Tension and violence associated with registration exercise and elections have not reduced - CDD-Ghana

Chaos at an election centre Chaos at an election centre

Senior Program Officer at the Ghana Centre for Democratic Development (CDD-Ghana), Mr Mensah Aborampah has indicated that tension and violence associated voter registration will never decline depending on the trend analysis done by CDD-Ghana and the Kofi Annan International Peacekeeping Training Centre (KAIPTC).

Looking at the data from the trend analysis, Mr Mensah Aborampah recounted on UTV’s 'Critical Issues' programme hosted by Afua Pokua, popularly known as Vim Lady that tension and violence have always been on the rise from 2008 to 2016.
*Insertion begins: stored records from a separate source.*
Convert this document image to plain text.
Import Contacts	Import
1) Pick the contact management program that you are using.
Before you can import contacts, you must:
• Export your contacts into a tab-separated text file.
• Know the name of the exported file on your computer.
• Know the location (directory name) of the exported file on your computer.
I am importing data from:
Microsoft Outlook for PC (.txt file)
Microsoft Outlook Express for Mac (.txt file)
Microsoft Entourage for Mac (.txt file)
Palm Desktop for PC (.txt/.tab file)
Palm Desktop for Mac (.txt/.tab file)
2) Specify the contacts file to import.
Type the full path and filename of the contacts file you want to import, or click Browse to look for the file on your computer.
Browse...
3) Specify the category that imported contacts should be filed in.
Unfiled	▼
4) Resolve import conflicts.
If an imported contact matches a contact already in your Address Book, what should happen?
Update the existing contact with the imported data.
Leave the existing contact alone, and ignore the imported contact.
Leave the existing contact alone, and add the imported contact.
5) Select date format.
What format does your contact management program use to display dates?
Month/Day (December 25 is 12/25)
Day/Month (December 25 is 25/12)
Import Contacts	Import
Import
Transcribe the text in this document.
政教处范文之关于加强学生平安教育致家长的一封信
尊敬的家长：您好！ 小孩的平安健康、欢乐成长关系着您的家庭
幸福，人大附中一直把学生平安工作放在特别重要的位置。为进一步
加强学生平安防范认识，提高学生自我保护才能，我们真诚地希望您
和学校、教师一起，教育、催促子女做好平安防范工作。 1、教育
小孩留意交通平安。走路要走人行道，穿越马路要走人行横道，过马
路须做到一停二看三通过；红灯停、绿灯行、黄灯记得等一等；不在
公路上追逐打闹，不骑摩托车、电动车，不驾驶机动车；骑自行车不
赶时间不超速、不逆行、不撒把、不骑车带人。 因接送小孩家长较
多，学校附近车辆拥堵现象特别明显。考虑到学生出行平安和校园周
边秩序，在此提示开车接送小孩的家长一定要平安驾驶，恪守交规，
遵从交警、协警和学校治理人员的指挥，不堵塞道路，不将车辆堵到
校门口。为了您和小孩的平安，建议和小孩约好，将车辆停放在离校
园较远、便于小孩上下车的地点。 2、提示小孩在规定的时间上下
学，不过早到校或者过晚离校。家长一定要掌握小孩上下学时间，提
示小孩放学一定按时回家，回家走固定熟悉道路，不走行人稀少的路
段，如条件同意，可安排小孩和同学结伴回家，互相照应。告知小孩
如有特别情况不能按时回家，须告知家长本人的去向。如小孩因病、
“If you look at the trend analysis of the voter registration exercise, since CDD and Kofi Annan jointly monitored the exercise, the tension and violence associated with it have never declined; they are always on the rise. The trend analysis from 2008 to 2016, the violence associated with the registration has never dropped and I don’t believe that the violence associated with the registration exercise can ever decline as the trend analysis does not show that it will go down."

He added that the measures put in place for the registration exercise to be peaceful are not being forced, thus, the only surest way to have a peaceful electoral process is to work with the measures that have been put in place.

Mr Mensah Aborampah, however, blamed every tension which has arisen out of voter registration on the two main political parties, the governing New Patriotic Party (NPP) and the largest opposition National Democratic Congress (NDC).

He insisted that violence associated with voter registration exercise can never go down as long as there is no purposive attempt to work with the measures which have been put in place to end the tension which arises after the election.

“In every tension-related situation, there is likely to be violence and so it cannot decline as long as we have not made any purposive attempt to work with measures we have put in place to stop the tension,” he emphasized.

He again mentioned that data available to CDD-Ghana indicates that the number of vigilante groups that perpetuate violence at every registration exercise is on the rise as the number has moved from 12 vigilante groups in 2008 to 27 vigilante groups in 2016 as reported in Act 999.

“In 2008, we monitored 12 vigilante groups and in 2012, the data that Dr Kwesi Aning brought was about 21 and right now we have about 27 vigilante groups in the country. If you look at Act 999 in 2016, the number of recognised vigilante groups was 27 and there are those we have not captured in our data. If we monitored 21 vigilante groups in 2012 and 27 vigilante groups in 2016 according to Act 999, then it means the number of vigilante groups is on the rise,” he disclosed.

“I am summarising to show that tension associated with election is on the rise and so violence in election is rising and the vigilante groups used to commit the violence is also increasing, and so it will be difficult to say that violence in election has reduced,” he insisted.